By Antoaneta Becker
The Chinese Communist Party likes claiming credit for the success of the country’s model of steady rule and economic prosperity. But as it prepares to celebrate its 90th birthday on Jul. 1, the party has seen the attractive China brand lose appeal with once enthusiastic followers abroad and being outright rejected by violent protests at home.
Two years ago, at the height of the financial crisis sweeping Wall Street, liberal capitalism was losing credibility and China’s model of one-party rule and state-driven investment was on the ascent. Scores of economists were predicting the end of the Washington consensus era and the dawn of the Beijing consensus century.
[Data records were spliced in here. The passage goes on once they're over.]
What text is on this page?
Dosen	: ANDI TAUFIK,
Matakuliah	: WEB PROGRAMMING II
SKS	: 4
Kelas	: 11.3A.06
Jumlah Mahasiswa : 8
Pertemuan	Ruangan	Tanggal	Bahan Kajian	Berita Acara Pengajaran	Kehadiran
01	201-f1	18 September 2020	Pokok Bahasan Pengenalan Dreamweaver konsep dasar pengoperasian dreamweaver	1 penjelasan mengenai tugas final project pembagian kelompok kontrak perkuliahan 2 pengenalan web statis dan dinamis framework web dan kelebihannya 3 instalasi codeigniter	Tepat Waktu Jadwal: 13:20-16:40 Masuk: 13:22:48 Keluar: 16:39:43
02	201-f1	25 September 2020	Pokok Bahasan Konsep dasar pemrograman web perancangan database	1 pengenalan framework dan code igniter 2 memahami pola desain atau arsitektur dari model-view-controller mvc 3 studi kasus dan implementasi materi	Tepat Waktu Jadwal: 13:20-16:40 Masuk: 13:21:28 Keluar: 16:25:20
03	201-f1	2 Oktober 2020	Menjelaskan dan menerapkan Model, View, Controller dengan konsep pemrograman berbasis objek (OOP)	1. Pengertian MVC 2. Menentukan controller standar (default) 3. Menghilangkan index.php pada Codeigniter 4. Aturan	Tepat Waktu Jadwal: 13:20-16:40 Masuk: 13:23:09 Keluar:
But things have changed. China has been plunged into a cycle of violent protests, revealing raw anger with the communist rulers not only among the disgruntled ethnic minority groups living in the border regions of the country but also in the heart of China’s economic powerhouse. After Inner Mongolia, riots have broken out in the prosperous manufacturing hub of Guangdong and in other provinces populated with ethnic Hans that dominate Chinese society.
“There has always been more doubt than consensus about the China model,” Prof. Wang Hui who studies Chinese intellectual thought at Tsinghua University in Beijing told IPS in London. “It should be said that the praise for China’s development model came mainly from abroad while at home among the intellectual circles there has been a lot of criticism. When you add all the questions that have been raised about it you will see that the so-called model almost disappears.”
After a trip to China last week, Nitish Kumar, chief minister of India’s Bihar state, applauded the achievements of his Chinese hosts but said it was impossible for democratic India to replicate the communist country’s development model.
“Be it the industries, railway or agriculture, China is supremely developed in these sectors,” Nitish told reporters on his return from China. “But we are a democratic nation developing in our own ways. It is not possible for us to adopt the process and technology China has used.”
In Africa where the Chinese footprint is growing there is also growing awareness that the continent cannot replicate the China model and needs a different economic paradigm to suit its own realities.
At the 49th session of the African Commission for Human and Peoples Rights in April in the Gambia a declaration proclaiming the birth of the African consensus was adopted. It called for a bottom-top growth model driven by businesses built on village-level with the involvement of both governments and NGOs.
“China’s experience is unique because of the central apparatus that can make a decision at the top and see it through all the way to the bottom. This cannot be replicated in its entirety anywhere else,” says Lawrence Brahm, activist and writer who attended the conference in Banjul, Gambia. “The African consensus recognises the importance of growth from the grassroots.”
In the early years of China’s reform and opening up Beijing developed special economic zones to support manufacturing and attract foreign investment. With more than a hundred such areas by date, China has begun exporting its experience to Africa. It is now in the process of constructing similar special economic cooperation zones on the continent with the aim of attracting Chinese firms and improving infrastructure and services.
Such zones are now being developed by the Chinese in Africa – in Egypt, Ethiopia, Mauritius, Nigeria and Zambia. The experiment has drawn a lot of praise from African politicians.
But observers warn that transplanting the China model has its risks especially because Beijing is seen to be preoccupied with satisfying African countries’ governments while ignoring social groups.
“China’s potential pitfall in Africa remains how to handle the civil society and village stakeholders,” says Brahm.
It is the same risk factor that is now undermining China’s economic miracle at home. In the last three decades the communist party has presided over an enormous transformation of the country, creating a vibrant society of entrepreneurs and lifting millions out of poverty.
But as recent riots have shown, people’s happiness is not always measured by the accumulation of material gains alone.
When protests rocked the semi-autonomous region of Inner Mongolia in May they brought memories of the unrest that racked the Muslim province of Xinjiang in 2009 and the violence that swept Tibet in 2008. Though brutally suppressed, protests by ethnic minorities have flared again on and off, invalidating Chinese presumption that economic growth is more important than ethnic diversity and local identity.
More alarming to party leaders, though, as they ready for the communist party’s 90th anniversary celebrations, are the protests that have erupted in China’s inner provinces. From Guangdong to Hubei and Jiangxi provinces people have risen to protest the lack of justice and the arbitrary rule of local leaders. They have vented their anger openly, clashing with paramilitary police, burning cars and ransacking shops and government offices.
The leadership’s crackdown on protests and the jailing of agitators for a China-style Jasmine revolution display a sense of insecurity haunting the party even as it claims the title of the largest and most successful ruling communist party.
“Insecurity displays the need for China to change its development model if there ever was one,” says Wang Hui.